Articles: How Can I Possibly Grade These Students?
. . . and there is no good answer, except that we need to take our K-12 educators to task, and require that any student graduating from high school must have specific minimal math, writing, and cognitive/thinking skills. These should be demonstrable skills proved by independent testing.
Drop out rates, and failed students should cause negative financial consequences to these schools. Excessive failure rates should require the termination of the contracts of the school administration, and the teaching staff., and students should be provided with vouchers for the full value of the education at a school of their choice. The district should be held accountable for these educational failures by being on the hook for the cost of educating students it failed to properly educate.
Incentives matter, and our schools, the districts, the teachers, and the administrators have few incentives to achieve excellence in education.

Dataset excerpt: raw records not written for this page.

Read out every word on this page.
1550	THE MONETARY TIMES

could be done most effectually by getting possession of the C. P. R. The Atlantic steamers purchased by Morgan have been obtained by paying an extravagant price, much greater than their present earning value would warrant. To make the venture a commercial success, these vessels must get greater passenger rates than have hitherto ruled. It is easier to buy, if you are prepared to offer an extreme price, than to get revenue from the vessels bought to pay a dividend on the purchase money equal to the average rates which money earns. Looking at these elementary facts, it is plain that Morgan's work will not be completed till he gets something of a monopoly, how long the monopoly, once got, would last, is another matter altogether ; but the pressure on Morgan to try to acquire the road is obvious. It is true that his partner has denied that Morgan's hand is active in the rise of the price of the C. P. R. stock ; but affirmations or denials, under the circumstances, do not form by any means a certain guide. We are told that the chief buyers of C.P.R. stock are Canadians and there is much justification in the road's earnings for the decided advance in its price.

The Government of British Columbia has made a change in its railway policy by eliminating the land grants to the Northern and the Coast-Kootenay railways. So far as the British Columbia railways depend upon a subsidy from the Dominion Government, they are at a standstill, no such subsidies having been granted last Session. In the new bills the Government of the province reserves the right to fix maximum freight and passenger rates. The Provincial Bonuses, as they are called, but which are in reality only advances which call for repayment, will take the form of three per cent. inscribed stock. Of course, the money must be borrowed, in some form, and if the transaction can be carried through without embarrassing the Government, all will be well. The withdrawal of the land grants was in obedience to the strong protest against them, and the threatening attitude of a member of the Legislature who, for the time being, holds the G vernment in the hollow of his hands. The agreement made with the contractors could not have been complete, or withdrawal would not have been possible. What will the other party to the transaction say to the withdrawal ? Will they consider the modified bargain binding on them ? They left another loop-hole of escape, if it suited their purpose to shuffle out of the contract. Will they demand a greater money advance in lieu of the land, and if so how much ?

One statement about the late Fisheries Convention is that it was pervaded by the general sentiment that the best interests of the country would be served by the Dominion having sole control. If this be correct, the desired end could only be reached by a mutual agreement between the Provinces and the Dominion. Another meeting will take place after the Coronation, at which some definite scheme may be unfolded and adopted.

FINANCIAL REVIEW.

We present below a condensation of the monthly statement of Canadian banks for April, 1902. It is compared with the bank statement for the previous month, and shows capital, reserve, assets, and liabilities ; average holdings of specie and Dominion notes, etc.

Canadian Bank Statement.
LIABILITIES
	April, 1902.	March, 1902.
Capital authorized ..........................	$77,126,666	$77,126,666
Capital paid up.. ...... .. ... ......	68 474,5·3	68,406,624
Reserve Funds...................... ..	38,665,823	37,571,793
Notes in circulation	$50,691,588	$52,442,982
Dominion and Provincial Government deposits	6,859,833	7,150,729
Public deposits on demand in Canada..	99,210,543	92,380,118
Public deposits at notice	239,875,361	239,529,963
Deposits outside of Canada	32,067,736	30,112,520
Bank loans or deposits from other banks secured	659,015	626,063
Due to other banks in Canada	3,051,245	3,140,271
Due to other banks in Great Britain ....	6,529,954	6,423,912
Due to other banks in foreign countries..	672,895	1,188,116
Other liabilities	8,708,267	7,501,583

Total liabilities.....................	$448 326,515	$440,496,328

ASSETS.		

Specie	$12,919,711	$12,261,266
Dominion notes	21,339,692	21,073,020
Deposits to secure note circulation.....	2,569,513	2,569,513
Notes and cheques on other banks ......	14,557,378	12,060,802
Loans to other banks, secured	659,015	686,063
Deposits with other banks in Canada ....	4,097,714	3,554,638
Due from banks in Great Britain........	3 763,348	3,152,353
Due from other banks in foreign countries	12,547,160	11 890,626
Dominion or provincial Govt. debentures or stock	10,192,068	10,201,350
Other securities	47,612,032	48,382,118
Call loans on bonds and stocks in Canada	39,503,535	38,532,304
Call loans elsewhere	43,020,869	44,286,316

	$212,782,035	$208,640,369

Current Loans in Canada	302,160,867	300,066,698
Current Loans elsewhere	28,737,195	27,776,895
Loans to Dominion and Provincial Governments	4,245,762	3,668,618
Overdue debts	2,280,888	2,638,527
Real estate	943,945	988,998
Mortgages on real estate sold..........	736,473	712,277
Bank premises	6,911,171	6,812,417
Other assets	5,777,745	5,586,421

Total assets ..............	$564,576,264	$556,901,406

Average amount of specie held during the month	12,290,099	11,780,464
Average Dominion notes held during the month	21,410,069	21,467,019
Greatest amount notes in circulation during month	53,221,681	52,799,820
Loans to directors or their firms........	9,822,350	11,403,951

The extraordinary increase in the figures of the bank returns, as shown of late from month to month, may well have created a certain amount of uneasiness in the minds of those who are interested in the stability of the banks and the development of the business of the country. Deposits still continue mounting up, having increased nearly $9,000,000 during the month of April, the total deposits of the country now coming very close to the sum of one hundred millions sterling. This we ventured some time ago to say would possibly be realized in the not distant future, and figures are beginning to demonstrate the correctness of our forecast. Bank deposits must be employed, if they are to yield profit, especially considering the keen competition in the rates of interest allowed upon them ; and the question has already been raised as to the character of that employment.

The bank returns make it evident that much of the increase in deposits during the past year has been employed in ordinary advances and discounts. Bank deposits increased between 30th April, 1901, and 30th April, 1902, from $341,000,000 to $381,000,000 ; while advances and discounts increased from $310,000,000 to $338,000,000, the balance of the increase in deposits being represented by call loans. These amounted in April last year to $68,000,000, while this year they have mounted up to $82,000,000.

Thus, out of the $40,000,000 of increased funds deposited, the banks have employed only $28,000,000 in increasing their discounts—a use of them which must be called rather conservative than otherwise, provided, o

Align the incentives with the goal, and be surprised when the outcomes improve.
This can be done in myriad ways, but vouchers is one mechanism which has worked, and is likely to continue to work. If you don't like that mechanism, devise another, but the current system is creating an army of uneducated imbeciles.
A few quotes:
"It's grade-grubbing season again. With it come nervous, angry, and very rude students.

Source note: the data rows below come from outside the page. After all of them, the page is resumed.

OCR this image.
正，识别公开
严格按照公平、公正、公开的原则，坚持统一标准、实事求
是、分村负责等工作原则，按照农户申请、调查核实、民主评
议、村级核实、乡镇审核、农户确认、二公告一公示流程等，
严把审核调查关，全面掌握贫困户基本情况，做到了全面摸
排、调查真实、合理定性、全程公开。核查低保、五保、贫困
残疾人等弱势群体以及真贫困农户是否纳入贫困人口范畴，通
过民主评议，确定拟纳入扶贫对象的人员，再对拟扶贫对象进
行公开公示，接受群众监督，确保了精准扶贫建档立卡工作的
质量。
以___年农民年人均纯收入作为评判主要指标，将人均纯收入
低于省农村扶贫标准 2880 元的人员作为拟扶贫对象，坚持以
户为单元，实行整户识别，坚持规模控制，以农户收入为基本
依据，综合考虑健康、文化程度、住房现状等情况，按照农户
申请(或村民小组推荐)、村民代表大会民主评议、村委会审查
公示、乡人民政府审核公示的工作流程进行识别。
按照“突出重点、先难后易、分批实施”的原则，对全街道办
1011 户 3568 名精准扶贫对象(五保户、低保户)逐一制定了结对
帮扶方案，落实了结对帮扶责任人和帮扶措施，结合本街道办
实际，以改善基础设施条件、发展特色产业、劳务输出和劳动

How can I possibly grade the following actual unedited submissions?
"Attached is the actual outline for my ruff raft. Please, account this as credit therefore I'll prove my academic progression as acknowledgment for satisfactory of the course. The presentation shall be captivating with visualization being a current pet owner of a fish too!"
Then there is the public speaking class outline, where a student submitted the following:
"Specific Purpose: To inform my audience about Bill Clinton and why he is a memorable and unique former President.

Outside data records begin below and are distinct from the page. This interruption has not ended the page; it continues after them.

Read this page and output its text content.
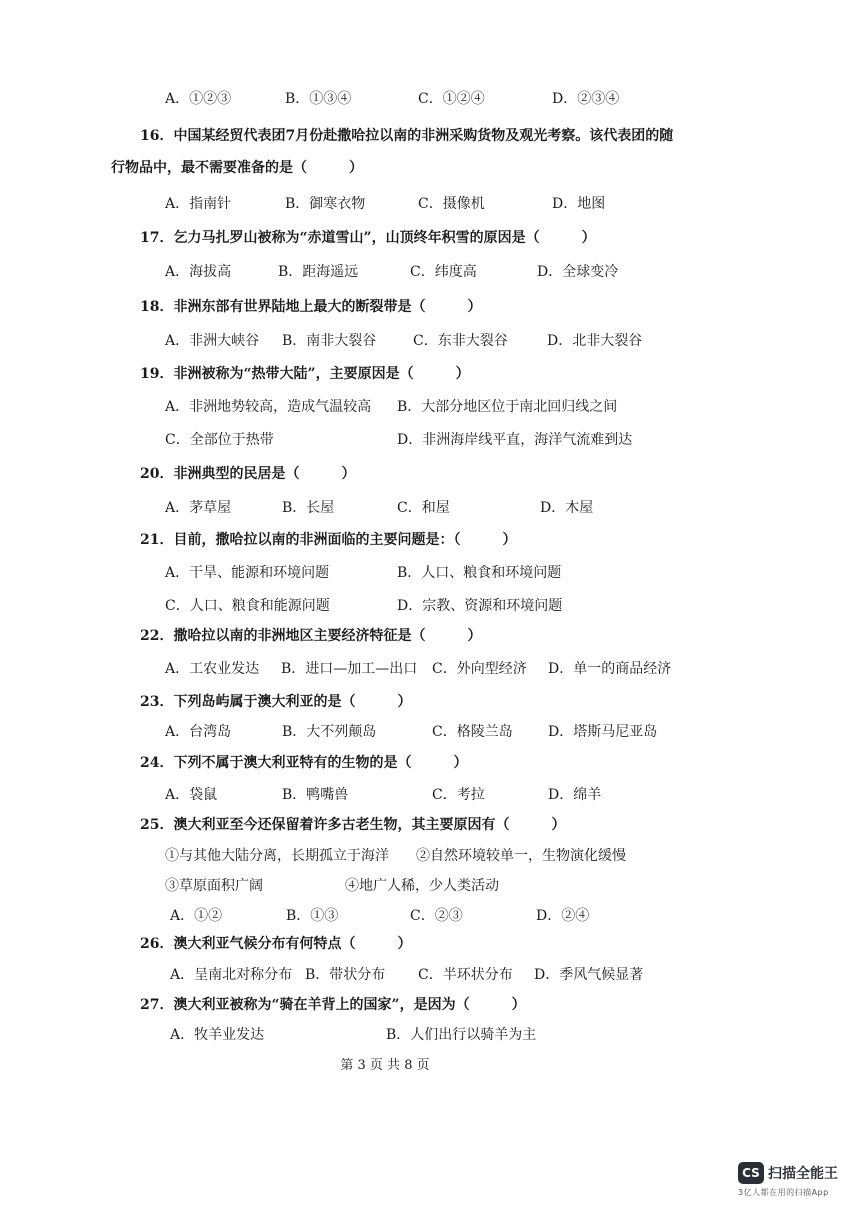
A．①②③	B．①③④	C．①②④	D．②③④
16．中国某经贸代表团7月份赴撒哈拉以南的非洲采购货物及观光考察。该代表团的随
行物品中，最不需要准备的是（　　　）
A．指南针	B．御寒衣物	C．摄像机	D．地图
17．乞力马扎罗山被称为“赤道雪山”，山顶终年积雪的原因是（　　　）
A．海拔高	B．距海遥远	C．纬度高	D．全球变冷
18．非洲东部有世界陆地上最大的断裂带是（　　　）
A．非洲大峡谷 B．南非大裂谷	C．东非大裂谷	D．北非大裂谷
19．非洲被称为“热带大陆”，主要原因是（　　　）
A．非洲地势较高，造成气温较高 B．大部分地区位于南北回归线之间
C．全部位于热带	D．非洲海岸线平直，海洋气流难到达
20．非洲典型的民居是（　　　）
A．茅草屋	B．长屋	C．和屋	D．木屋
21．目前，撒哈拉以南的非洲面临的主要问题是：（　　　）
A．干旱、能源和环境问题	B．人口、粮食和环境问题
C．人口、粮食和能源问题	D．宗教、资源和环境问题
22．撒哈拉以南的非洲地区主要经济特征是（　　　）
A．工农业发达 B．进口—加工—出口 C．外向型经济 D．单一的商品经济
23．下列岛屿属于澳大利亚的是（　　　）
A．台湾岛	B．大不列颠岛	C．格陵兰岛	D．塔斯马尼亚岛
24．下列不属于澳大利亚特有的生物的是（　　　）
A．袋鼠	B．鸭嘴兽	C．考拉	D．绵羊
25．澳大利亚至今还保留着许多古老生物，其主要原因有（　　　）
①与其他大陆分离，长期孤立于海洋 ②自然环境较单一，生物演化缓慢
③草原面积广阔	④地广人稀，少人类活动
A．①②	B．①③	C．②③	D．②④
26．澳大利亚气候分布有何特点（　　　）
A．呈南北对称分布 B．带状分布 C．半环状分布 D．季风气候显著
27．澳大利亚被称为“骑在羊背上的国家”，是因为（　　　）
A．牧羊业发达	B．人们出行以骑羊为主
第 3 页 共 8 页
CS 扫描全能王
3亿人都在用的扫描App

Central Idea: Bill is seen as a very affable person, many people can relate to Bill for multiple reasons.
I. He can play the saxophone.
II. Bill has no elite sources, privilege or status unlike many other former presidents.
III. He was the second President to ever get impeached, which made the public understand that he too can make mistakes and was not perfect."
The inchoate level of thinking will require a Herculean effort on my part to fix, and I remain quite pessimistic that it will even matter."
I have to agree, Maddogsdatir recently had a paper due, it was a narrative form discussing her personal approach to, and experience with creating a class project. She had serious trouble formatting the paper, and it simply became a stream of consciousness experiment. Most of the sentences were fine (they could be much better, but were fine for her age). But the actual structure was a disaster. Like the author here I had a few moments of despair, before I simply reformatted the entire project. The problem was Maddogsdatir only left me a rough draft not an e-copy, so I had to retype the entire paper. Oh well!
The only cure for this is to find out the writing skills of each students is as soon as possible. I would assign a short paper on the first day to assess technical skill, sentence structure, and ability to format a document. The second day I would assign a 3-4 page "research" paper where I would provide the research articles, which would be 3 or 4 article with very different opinions on the subject. I would use this paper to determine the students critical thinking skills, ability to organize material, think through ideas, evaluate information, and put their thoughts into a final intelligible form.
At least with that information I would be able to know which students should be in the class and which should not. I would also know how much attention, and tutoring each student would need over the course of the class. I would then likely fall into a deep despair.
I would be magnanimous with my time, but stingy with grades. Students would earn their grade, there would be no Gentlemen's C's. If a student wanted to earn an F, that is fine with me.
Ultimately the problem here is students have no interest in knowledge, or education, nor do they understand why they should. They have mostly been told what to think, and the important stuff to them is the politically correct pap of the progressive cant. Instead of desiring education, and knowledge, they only want the certificate, the degree. They believe this will allow them to succeed in life, but it will not. It only opens the door, it is the student abilities which allow success, and if the student has no abilities to offer their employer, it is not clear how they will be able to succeed.
Long term solutions include, shortening the college degree to 3 years - 2.5 in major, 0.5 related to major, and removing testing from the purview of the teacher/professor. The author gives away the game with this sentence: "It's grade-grubbing season again." The professor will be rated by the students, and poor grades mean a low rating, which can cause stagnate pay, and limited job mobility. The incentives are to inflate grades, the opposite of what is needed. The college should teach, and an independent third party should test. This would reward excellent teachers, since students would not be inclined to rate the teacher by the ease of the testing/grading.
Also, let's be frank, there are too many people matriculating to university. IQ matters, and we are now matriculating about 75% of our high school class. It is not possible to believe that 75% of every high school class has sufficient IQ to maximize the college experience. The result has been the dumbing down of college, and destroying the college degree as harbinger of education.
That only leaves the K-12 system to provide the basics of education. This also needs much change, but it seems we are too conservative, and too mired in the politically correct to make the necessary changes here. Until we do, our children will suffer. Yet again Boomer venality shows it ugly head.